Of course, device manufacturers carry out plenty of these tests themselves; Verizon's engineers said it's "rare" for a product to flunk once it's at the network certification stage, and they're usually around "95 percent" there by the time they get to this important step. But that doesn't prevent the carrier from doing its own endurance testing, like dropping phones on the ground repeatedly, or zapping batteries to make sure they're compliant and won't blow up in your jeans.
I don't want to make Verizon sound too special here; its main US rivals all certainly have testing labs of their own, with similarly high standards for smartphones and other devices to meet. But there are definitely some hard working people trying to make your phone work the best that it can. If you've ever wondered what that looks like at the largest US carrier, let's take a tour.
- You don't often see rooms like this next to cubicles.
- Lab director Sam Oommen opens one of the shield room doors.
- Verizon makes it obvious when testing is underway.
- This LG smartphone is being tested to make sure it meets emergency / 911 standards.
- Verizon emulates its network for devices in testing; they don't run on the same one customers are on.
- The carrier tests video call quality. Video chats are one of the "advance calling" features made possible by VoLTE.
- Verizon tests VoLTE calls to ensure a smooth handoff between Wi-Fi and the cellular network.
- "We can control what type of service we want the device to see," says Kevin Caballero, one of Verizon's test engineers. "Good coverage, bad coverage, moving coverage, we can emulate everything we’d like."
- It looks like something from 1940, yet it's an essential tool for Verizon.
- The lab tests devices both in pre-production and after they've shipped. Major software updates must go through the process again.
- Verizon uses special, lab-only SIM cards for devices that are being evaluated.
- Who knew signal analyzers could have so many button?
- It typically takes around four weeks for devices to pass through the lab.
- A smartphone's noise cancellation is put to the test in this room, where the speakers blare out typical real-world noise (crowded bar, city streets, etc.)
- The test dummies speak nonsensical sentences, but they contain words that can be challenging to hear in loud areas.
- Admit it: they're a little bit creepy looking.
- An outside look at the noise cancellation tests.
- Oommen explaining the technology inside one of the many shield rooms.
- Erik Van Treuren leads "accelerated life testing," which means he gets to drop phones 100 times each.
- The machine drops phones from about pocket height, and cameras record the results in slow motion.
- This machine shocks a smartphone's battery to ensure it meets specifications and won't explode in your pocket.
- Another anechoic chamber that's used to gauge cellular performance.

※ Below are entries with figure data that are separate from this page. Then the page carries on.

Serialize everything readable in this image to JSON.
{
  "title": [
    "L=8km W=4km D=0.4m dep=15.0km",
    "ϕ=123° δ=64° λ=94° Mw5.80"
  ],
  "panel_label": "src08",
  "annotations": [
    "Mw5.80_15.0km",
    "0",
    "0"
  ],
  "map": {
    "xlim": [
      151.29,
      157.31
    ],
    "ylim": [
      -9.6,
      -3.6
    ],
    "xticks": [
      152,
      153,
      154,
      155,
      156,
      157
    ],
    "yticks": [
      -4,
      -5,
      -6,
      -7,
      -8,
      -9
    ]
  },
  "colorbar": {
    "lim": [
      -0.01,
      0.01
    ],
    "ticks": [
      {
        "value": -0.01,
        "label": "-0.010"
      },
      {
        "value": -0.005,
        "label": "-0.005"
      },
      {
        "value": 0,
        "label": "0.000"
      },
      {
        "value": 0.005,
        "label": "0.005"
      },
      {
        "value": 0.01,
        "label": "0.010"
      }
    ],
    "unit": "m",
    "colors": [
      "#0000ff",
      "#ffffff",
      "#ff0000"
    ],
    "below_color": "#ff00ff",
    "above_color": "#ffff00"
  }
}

- "It becomes a real challenge to fit everything into the small real estate of the device, and at the same time, meet the performance objectives of Verizon," says engineer Raafat Kamel.
- There's not much standing room in this one; I almost fell into the blue pit of spiked foam.
- No device lab would be complete without a "museum" of handsets past and present.
- The HTC Thunderbolt, Verizon's first LTE smartphone.
- Motorola's old classic, the Razr.
- A collection of forgettable early 2000s flip phones.